At the Bottom of the Sea contains five stories in all: four previously published, and one new to the collection. In his introduction, Jernigan says that he has rewritten some of the stories. Since their publication, he says, he has improved vastly as a writer, and in a couple of cases, he has revised to correct for mistakes he feels that he made, content-wise, upon the first writing. He has also tuckerized several friends, changing the original names from the stories; I am one of those tuckerized, though I won't say when or where. Part of the fun is figuring these things out, after all.
The best story in the collection, for me, is the brand new "Fear of Drowning." Set in the same world as No Return, "Fear of Drowning" is about Cee, the lover of a God-Queen. When the God-Queen takes Cee along on a trip with the goal to kill another demi-god for crimes she will not fully explain to Cee, Cee goes along with her, thinking little of it. However, there's much more to the dichotomy between the two demi-gods than Cee knows. This is a subtle story, as much of Jernigan's writing is, rich with place. It's clear that Jernigan is comfortable in this world, and that he knows it well, as he moves through it with ease.
My second favorite -- and after this story my ranking breaks down -- is the title story "At the Bottom of the Sea," another incredibly subtle work which originally appeared in pax americana. An old blind man, Mihir, keeps a developmentally disabled boy in his care, to lead him to and from his house. When the boy disappears for a while one day without the old man telling him to, it upsets the old man's appearance of control over the situation. The main character here is simultaneously deplorable and sorry. Jernigan's prose is beautiful and sad in this story.

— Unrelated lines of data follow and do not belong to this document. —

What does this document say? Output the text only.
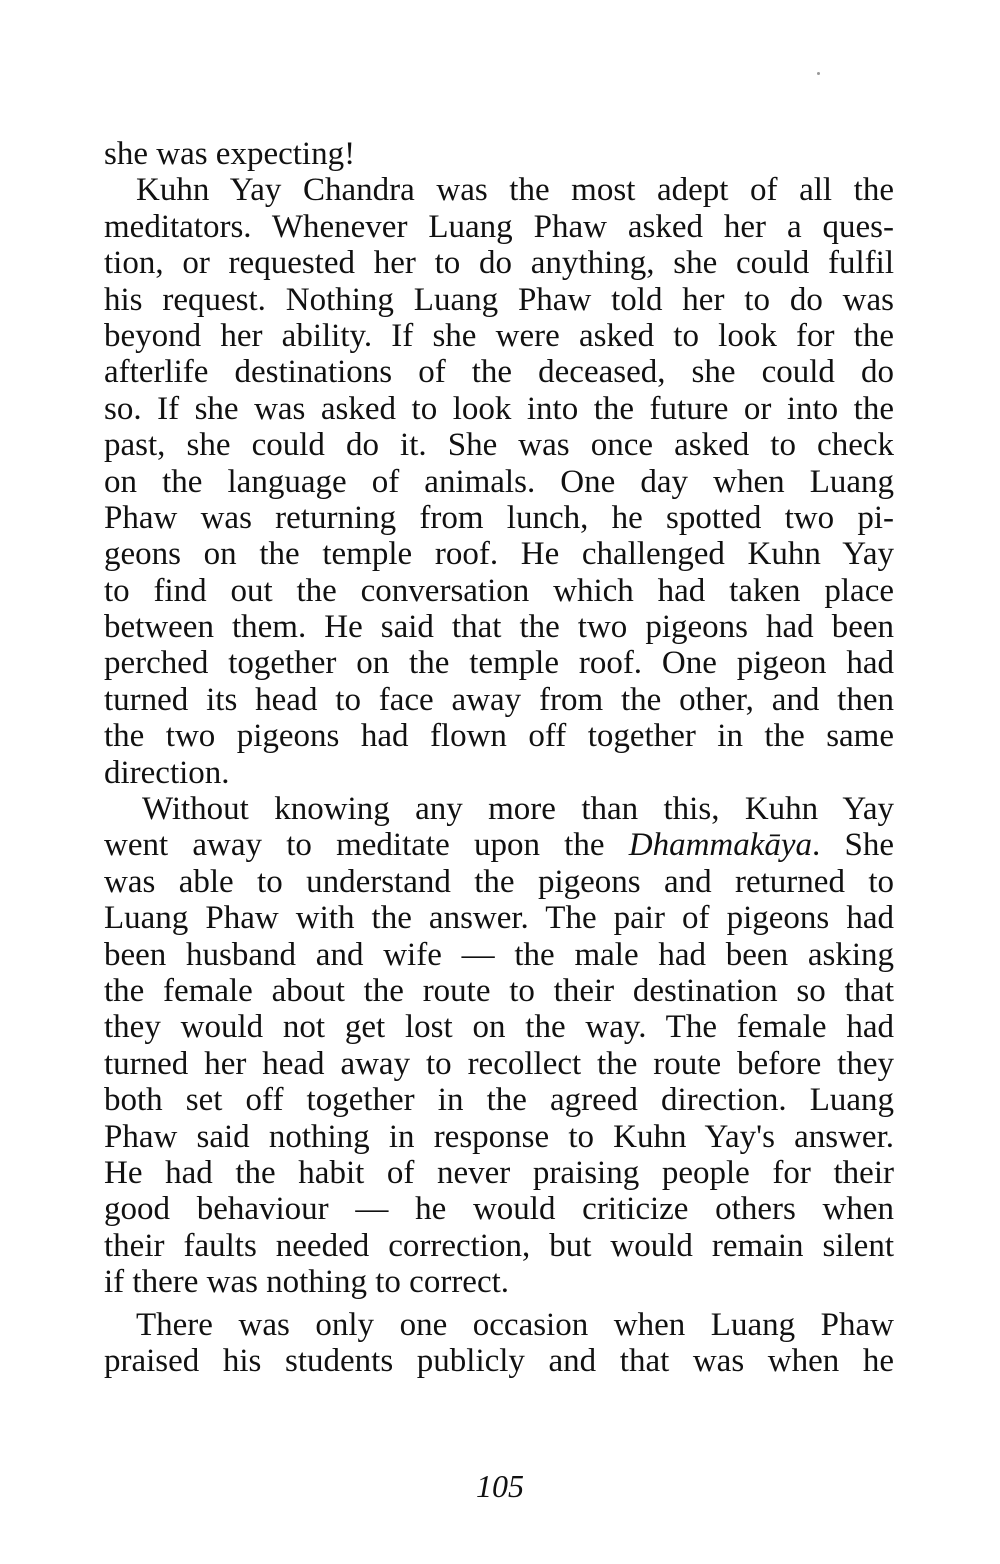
she was expecting!
Kuhn Yay Chandra was the most adept of all the
meditators. Whenever Luang Phaw asked her a ques-
tion, or requested her to do anything, she could fulfil
his request. Nothing Luang Phaw told her to do was
beyond her ability. If she were asked to look for the
afterlife destinations of the deceased, she could do
so. If she was asked to look into the future or into the
past, she could do it. She was once asked to check
on the language of animals. One day when Luang
Phaw was returning from lunch, he spotted two pi-
geons on the temple roof. He challenged Kuhn Yay
to find out the conversation which had taken place
between them. He said that the two pigeons had been
perched together on the temple roof. One pigeon had
turned its head to face away from the other, and then
the two pigeons had flown off together in the same
direction.
Without knowing any more than this, Kuhn Yay
went away to meditate upon the Dhammakāya. She
was able to understand the pigeons and returned to
Luang Phaw with the answer. The pair of pigeons had
been husband and wife — the male had been asking
the female about the route to their destination so that
they would not get lost on the way. The female had
turned her head away to recollect the route before they
both set off together in the agreed direction. Luang
Phaw said nothing in response to Kuhn Yay's answer.
He had the habit of never praising people for their
good behaviour — he would criticize others when
their faults needed correction, but would remain silent
if there was nothing to correct.
There was only one occasion when Luang Phaw
praised his students publicly and that was when he
105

The other three are stories that I like equally well. "Pairs" and "The War is Over and Everyone Wins" both previously appeared in Asimov's. "Pairs" is a strange and wholly original science fiction story about the last "survivors" of the human race, tasked with carting and selling the imprisoned souls of our dead. But the main character's, one of those "survivors," employer is an ass, to say the least, and the main character wants revenge.

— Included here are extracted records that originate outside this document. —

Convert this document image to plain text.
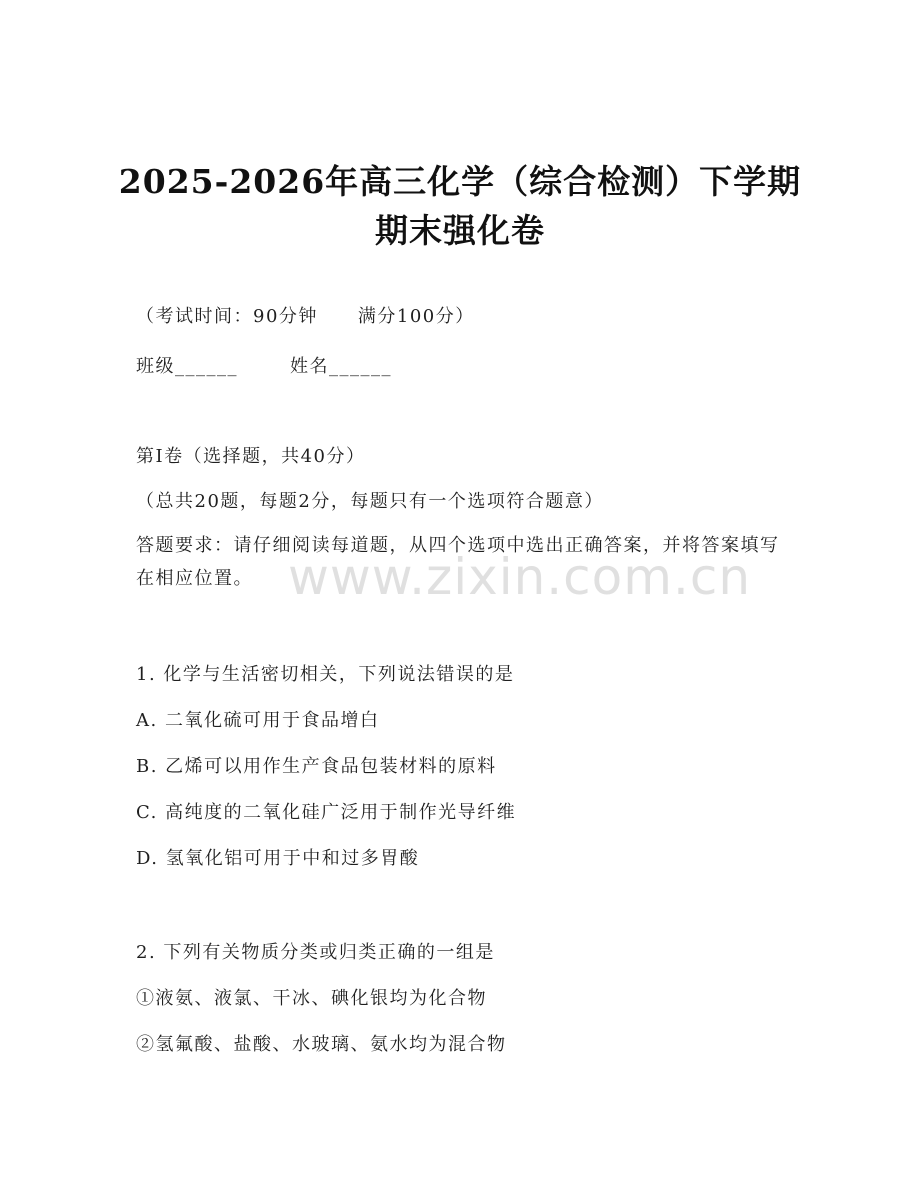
2025-2026年高三化学（综合检测）下学期
期末强化卷
（考试时间：90分钟 满分100分）
班级______	姓名______
第I卷（选择题，共40分）
（总共20题，每题2分，每题只有一个选项符合题意）
答题要求：请仔细阅读每道题，从四个选项中选出正确答案，并将答案填写在相应位置。 www.zixin.com.cn
1. 化学与生活密切相关，下列说法错误的是
A. 二氧化硫可用于食品增白
B. 乙烯可以用作生产食品包装材料的原料
C. 高纯度的二氧化硅广泛用于制作光导纤维
D. 氢氧化铝可用于中和过多胃酸
2. 下列有关物质分类或归类正确的一组是
①液氨、液氯、干冰、碘化银均为化合物
②氢氟酸、盐酸、水玻璃、氨水均为混合物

In "The War is Over and Everyone Wins," a son returns home for his grandfather's funeral in a world where white people have been wiped out by a biological weapon designed, in part, by the main character's father. But the racial tensions form a backdrop for a story that is at its heart truly about familial tension and regret.

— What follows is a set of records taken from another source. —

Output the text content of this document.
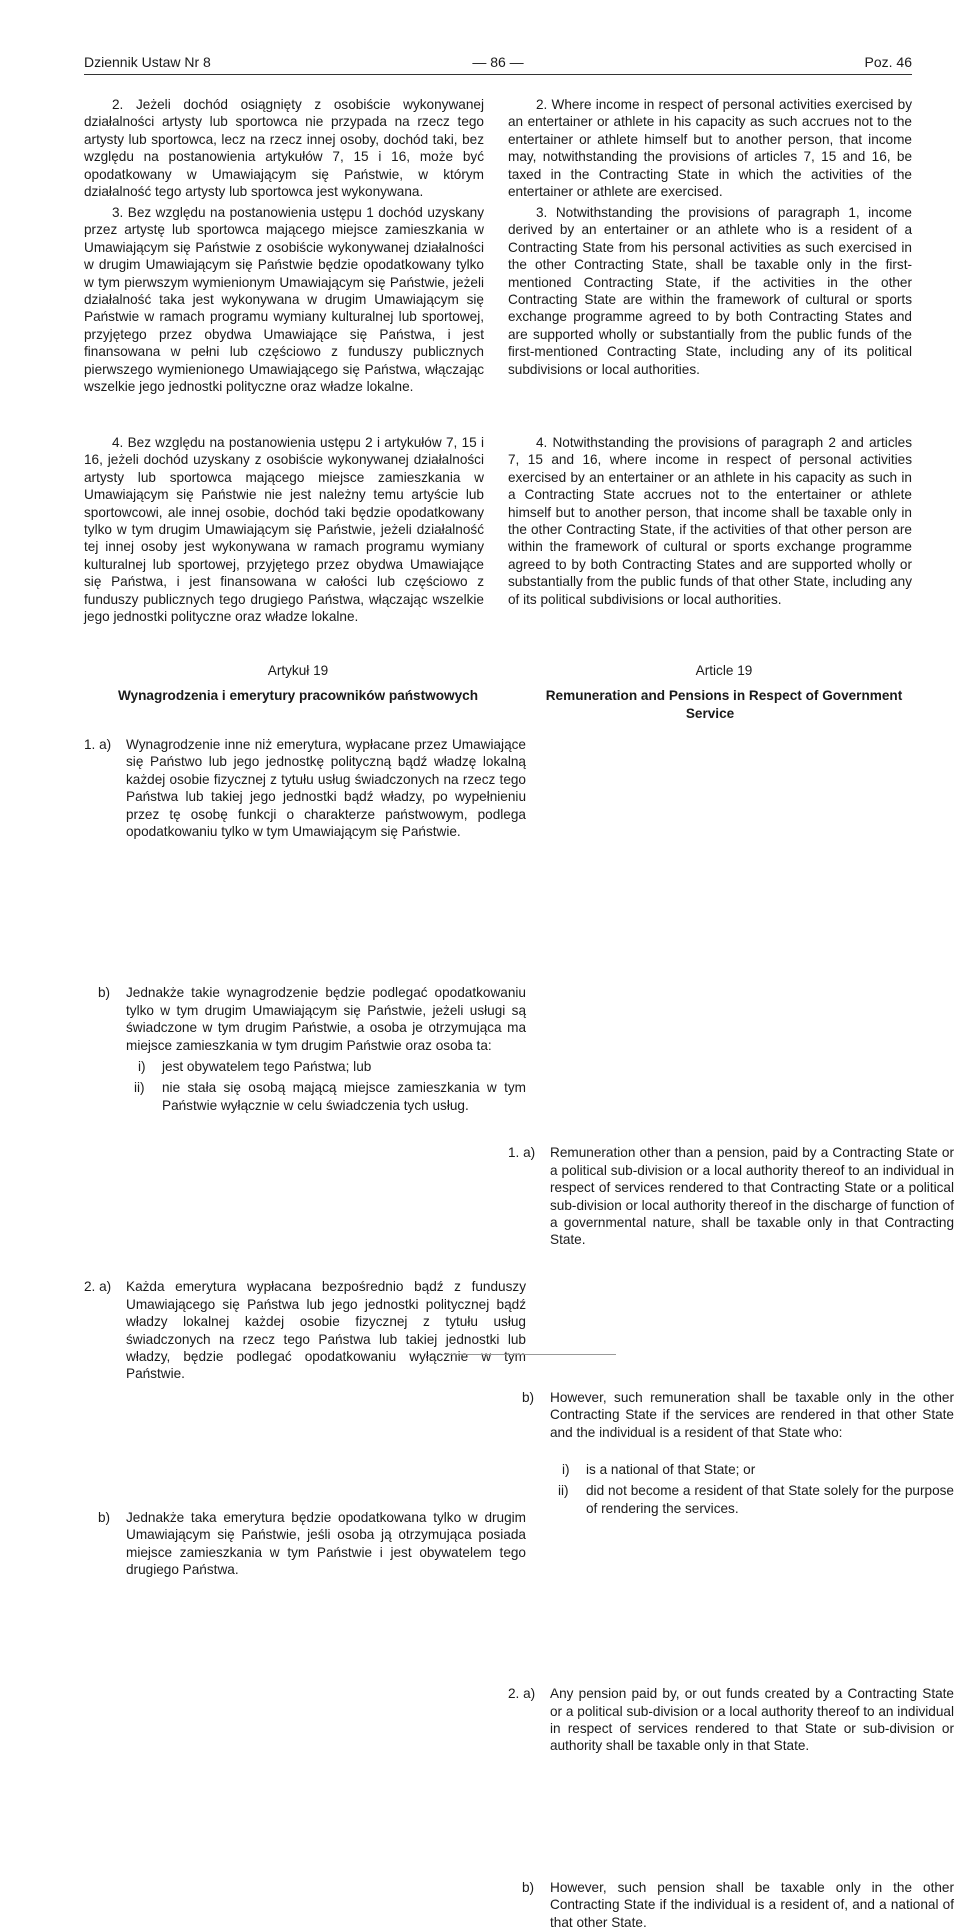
Dziennik Ustaw Nr 8	— 86 —	Poz. 46

2. Jeżeli dochód osiągnięty z osobiście wykonywanej działalności artysty lub sportowca nie przypada na rzecz tego artysty lub sportowca, lecz na rzecz innej osoby, dochód taki, bez względu na postanowienia artykułów 7, 15 i 16, może być opodatkowany w Umawiającym się Państwie, w którym działalność tego artysty lub sportowca jest wykonywana.

3. Bez względu na postanowienia ustępu 1 dochód uzyskany przez artystę lub sportowca mającego miejsce zamieszkania w Umawiającym się Państwie z osobiście wykonywanej działalności w drugim Umawiającym się Państwie będzie opodatkowany tylko w tym pierwszym wymienionym Umawiającym się Państwie, jeżeli działalność taka jest wykonywana w drugim Umawiającym się Państwie w ramach programu wymiany kulturalnej lub sportowej, przyjętego przez obydwa Umawiające się Państwa, i jest finansowana w pełni lub częściowo z funduszy publicznych pierwszego wymienionego Umawiającego się Państwa, włączając wszelkie jego jednostki polityczne oraz władze lokalne.

4. Bez względu na postanowienia ustępu 2 i artykułów 7, 15 i 16, jeżeli dochód uzyskany z osobiście wykonywanej działalności artysty lub sportowca mającego miejsce zamieszkania w Umawiającym się Państwie nie jest należny temu artyście lub sportowcowi, ale innej osobie, dochód taki będzie opodatkowany tylko w tym drugim Umawiającym się Państwie, jeżeli działalność tej innej osoby jest wykonywana w ramach programu wymiany kulturalnej lub sportowej, przyjętego przez obydwa Umawiające się Państwa, i jest finansowana w całości lub częściowo z funduszy publicznych tego drugiego Państwa, włączając wszelkie jego jednostki polityczne oraz władze lokalne.

2. Where income in respect of personal activities exercised by an entertainer or athlete in his capacity as such accrues not to the entertainer or athlete himself but to another person, that income may, notwithstanding the provisions of articles 7, 15 and 16, be taxed in the Contracting State in which the activities of the entertainer or athlete are exercised.

3. Notwithstanding the provisions of paragraph 1, income derived by an entertainer or an athlete who is a resident of a Contracting State from his personal activities as such exercised in the other Contracting State, shall be taxable only in the first-mentioned Contracting State, if the activities in the other Contracting State are within the framework of cultural or sports exchange programme agreed to by both Contracting States and are supported wholly or substantially from the public funds of the first-mentioned Contracting State, including any of its political subdivisions or local authorities.

4. Notwithstanding the provisions of paragraph 2 and articles 7, 15 and 16, where income in respect of personal activities exercised by an entertainer or an athlete in his capacity as such in a Contracting State accrues not to the entertainer or athlete himself but to another person, that income shall be taxable only in the other Contracting State, if the activities of that other person are within the framework of cultural or sports exchange programme agreed to by both Contracting States and are supported wholly or substantially from the public funds of that other State, including any of its political subdivisions or local authorities.

Artykuł 19

Wynagrodzenia i emerytury pracowników państwowych

Article 19

Remuneration and Pensions in Respect of Government Service

1. a) Wynagrodzenie inne niż emerytura, wypłacane przez Umawiające się Państwo lub jego jednostkę polityczną bądź władzę lokalną każdej osobie fizycznej z tytułu usług świadczonych na rzecz tego Państwa lub takiej jego jednostki bądź władzy, po wypełnieniu przez tę osobę funkcji o charakterze państwowym, podlega opodatkowaniu tylko w tym Umawiającym się Państwie.

b) Jednakże takie wynagrodzenie będzie podlegać opodatkowaniu tylko w tym drugim Umawiającym się Państwie, jeżeli usługi są świadczone w tym drugim Państwie, a osoba je otrzymująca ma miejsce zamieszkania w tym drugim Państwie oraz osoba ta:

i) jest obywatelem tego Państwa; lub

ii) nie stała się osobą mającą miejsce zamieszkania w tym Państwie wyłącznie w celu świadczenia tych usług.

2. a) Każda emerytura wypłacana bezpośrednio bądź z funduszy Umawiającego się Państwa lub jego jednostki politycznej bądź władzy lokalnej każdej osobie fizycznej z tytułu usług świadczonych na rzecz tego Państwa lub takiej jednostki lub władzy, będzie podlegać opodatkowaniu wyłącznie w tym Państwie.

b) Jednakże taka emerytura będzie opodatkowana tylko w drugim Umawiającym się Państwie, jeśli osoba ją otrzymująca posiada miejsce zamieszkania w tym Państwie i jest obywatelem tego drugiego Państwa.

1. a) Remuneration other than a pension, paid by a Contracting State or a political sub-division or a local authority thereof to an individual in respect of services rendered to that Contracting State or a political sub-division or local authority thereof in the discharge of function of a governmental nature, shall be taxable only in that Contracting State.

b) However, such remuneration shall be taxable only in the other Contracting State if the services are rendered in that other State and the individual is a resident of that State who:

i) is a national of that State; or

ii) did not become a resident of that State solely for the purpose of rendering the services.

2. a) Any pension paid by, or out funds created by a Contracting State or a political sub-division or a local authority thereof to an individual in respect of services rendered to that State or sub-division or authority shall be taxable only in that State.

b) However, such pension shall be taxable only in the other Contracting State if the individual is a resident of, and a national of that other State.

The final story, "All My Ghosts," appeared in Theaker's Quarterly Fiction #31; this one is about an immortal who sacrifices his immortality to save his son, and his struggle to figure out his own reason why he has made such a sacrifice. As he treks through the snow, attempting to bring his boy to safety, he is visited by the ghosts of people he has known throughout his immortal life. Haunting, understated, and unforgettable, as I'm happy to report all of Zack's stories in this collection are.